The most concerning aspect of this purchase is the implications for the forests. The move could well be interpreted as an attempt by FT to undermine forest protection outcomes. The southern forests that will be destroyed to feed the mill include areas that have been scientifically verified as national and world heritage value.
In a time when the industry is in crisis, the government and FT should be looking at ways to transition the industry out of native forest destruction, otherwise the crisis will only intensify. On the one hand the government are offering a buy out package to retire wood quotas for saw mills. And on the other hand FT has gone ahead and purchased a saw mill. It just doesn’t make any sense. The most sensible and indeed most economical action would be for the government to now retire the quota of wood that has been allocated to the Southwood mill. Retiring the 40,000m3 of wood would contribute to the goal of forest protection. The southwood mill was previously owned by Gunns Ltd. When Gunns sold their saw log quota the government could have taken the opportunity to retire that quota. This would have been a good way to further a solution to the headlock the signatories have been in over reducing wood quotas to allow for the necessary forest protection.
Instead of facing the reality and admitting that the industry is in crisis, that subsidising the native forest industry is no longer acceptable and a change is needed – FT appear to be stubbornly digging their heels in and trying to take the industry down a dead-end path of native forest destruction. Interestingly when the mill was sold last year, FT did not admit that they themselves had bought the dying mill, but actually said that the sale was “a sign of confidence in the Tasmanian forest industry”!

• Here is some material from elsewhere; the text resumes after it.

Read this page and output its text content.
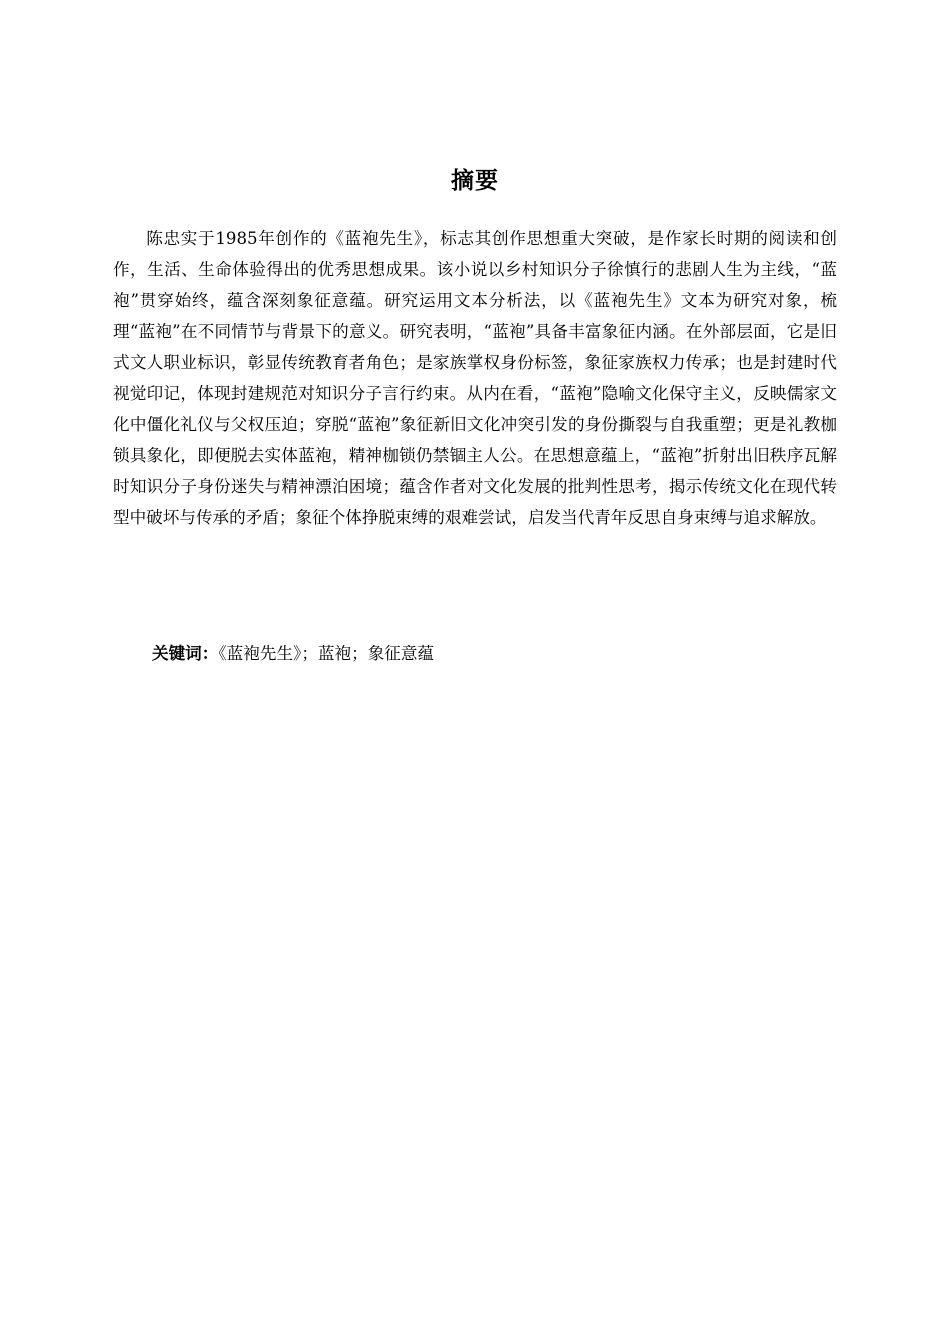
摘要

陈忠实于1985年创作的《蓝袍先生》，标志其创作思想重大突破，是作家长时期的阅读和创作，生活、生命体验得出的优秀思想成果。该小说以乡村知识分子徐慎行的悲剧人生为主线，“蓝袍”贯穿始终，蕴含深刻象征意蕴。研究运用文本分析法，以《蓝袍先生》文本为研究对象，梳理“蓝袍”在不同情节与背景下的意义。研究表明，“蓝袍”具备丰富象征内涵。在外部层面，它是旧式文人职业标识，彰显传统教育者角色；是家族掌权身份标签，象征家族权力传承；也是封建时代视觉印记，体现封建规范对知识分子言行约束。从内在看，“蓝袍”隐喻文化保守主义，反映儒家文化中僵化礼仪与父权压迫；穿脱“蓝袍”象征新旧文化冲突引发的身份撕裂与自我重塑；更是礼教枷锁具象化，即便脱去实体蓝袍，精神枷锁仍禁锢主人公。在思想意蕴上，“蓝袍”折射出旧秩序瓦解时知识分子身份迷失与精神漂泊困境；蕴含作者对文化发展的批判性思考，揭示传统文化在现代转型中破坏与传承的矛盾；象征个体挣脱束缚的艰难尝试，启发当代青年反思自身束缚与追求解放。

关键词：《蓝袍先生》；蓝袍；象征意蕴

“This whole situation has the grubby fingerprints of a rogue agency all over it, and there are just too many unanswered questions stemming from the secretive way the deal was done” said Kim Booth, Greens spokesperson for Forestry. I agree. And I think it is about time Forestry Tasmania were pulled into line. There has long been problems with the organisation and it is becoming increasingly clear that FT in its current form needs to be abolished.